When life came crumbling down for me and I lost so many things I held dear, I believe my attitude was somewhat like Paul’s. I wanted God to be glorified in my life and the storms I was in to be a means of the gospel to go forth. I’ve had to ask myself this morning (or maybe the Holy Spirit has) if that is still my desire. I fear I often slip into the trap of looking at the chains rather than the end result. My eyes are lifted to the plaques over my cell and see only the sadness and pain. When I do this, I am indeed imprisoned without purpose. There is true freedom in proper focus and liberty in the song I sing. I just have to determine what I want the lyrics and melody to be. I must choose to soar beyond my circumstances. So do we all. 

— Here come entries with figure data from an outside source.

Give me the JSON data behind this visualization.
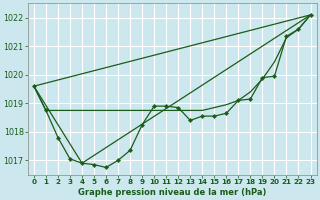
{
  "background_color": "#cce8ee",
  "grid_color": "#ffffff",
  "line_color": "#1a5c1a",
  "title": "Graphe pression niveau de la mer (hPa)",
  "xlim": [
    -0.5,
    23.5
  ],
  "ylim": [
    1016.5,
    1022.5
  ],
  "yticks": [
    1017,
    1018,
    1019,
    1020,
    1021,
    1022
  ],
  "xticks": [
    0,
    1,
    2,
    3,
    4,
    5,
    6,
    7,
    8,
    9,
    10,
    11,
    12,
    13,
    14,
    15,
    16,
    17,
    18,
    19,
    20,
    21,
    22,
    23
  ],
  "series1_x": [
    0,
    1,
    2,
    3,
    4,
    5,
    6,
    7,
    8,
    9,
    10,
    11,
    12,
    13,
    14,
    15,
    16,
    17,
    18,
    19,
    20,
    21,
    22,
    23
  ],
  "series1_y": [
    1019.6,
    1018.75,
    1017.8,
    1017.05,
    1016.9,
    1016.85,
    1016.75,
    1017.0,
    1017.35,
    1018.25,
    1018.9,
    1018.9,
    1018.85,
    1018.4,
    1018.55,
    1018.55,
    1018.65,
    1019.1,
    1019.15,
    1019.9,
    1019.95,
    1021.35,
    1021.6,
    1022.1
  ],
  "series2_x": [
    0,
    1,
    2,
    3,
    4,
    5,
    6,
    7,
    8,
    9,
    10,
    11,
    12,
    13,
    14,
    15,
    16,
    17,
    18,
    19,
    20,
    21,
    22,
    23
  ],
  "series2_y": [
    1019.6,
    1018.75,
    1018.75,
    1018.75,
    1018.75,
    1018.75,
    1018.75,
    1018.75,
    1018.75,
    1018.75,
    1018.75,
    1018.75,
    1018.75,
    1018.75,
    1018.75,
    1018.85,
    1018.95,
    1019.1,
    1019.4,
    1019.85,
    1020.45,
    1021.3,
    1021.6,
    1022.1
  ],
  "line3_x": [
    0,
    23
  ],
  "line3_y": [
    1019.6,
    1022.1
  ],
  "line4_x": [
    0,
    4,
    23
  ],
  "line4_y": [
    1019.6,
    1016.9,
    1022.1
  ]
}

I’ve always loved a little poem by Madame Guyon. I will end my thoughts with it. It’s called,

A LITTLE BIRD AM I

Oh! It is good to soar.
These bolts and bars above,
To Him whose purpose I adore Whose providence I love;
And in Thy mighty Will to find The joy, the freedom of the mind.

Nought have I else to do;
I sing the whole day long;
And He, whom most I love to please, Doth listen to my song;
He caught and bound my wandering wing, But still He bends to hear me sing.

Thou hast an ear to hear;
A heart to love and bless;
And, though my notes were e’er so rude, Thou would’st not hear the less;
Because Thou knowest as they fall.
That LOVE, sweet love, inspires them all” 

My cage confines me round;
Abroad I cannot fly;
But, though my wing is closely bound, My heart’s at liberty.
My prison walls cannot control the flight, the freedom of the bound.
Oh! It is good to soar.
These bolts and bars above,
To Him whose purpose I adore Whose providence I love;
And in Thy mighty Will to find The joy, the freedom of the mind.”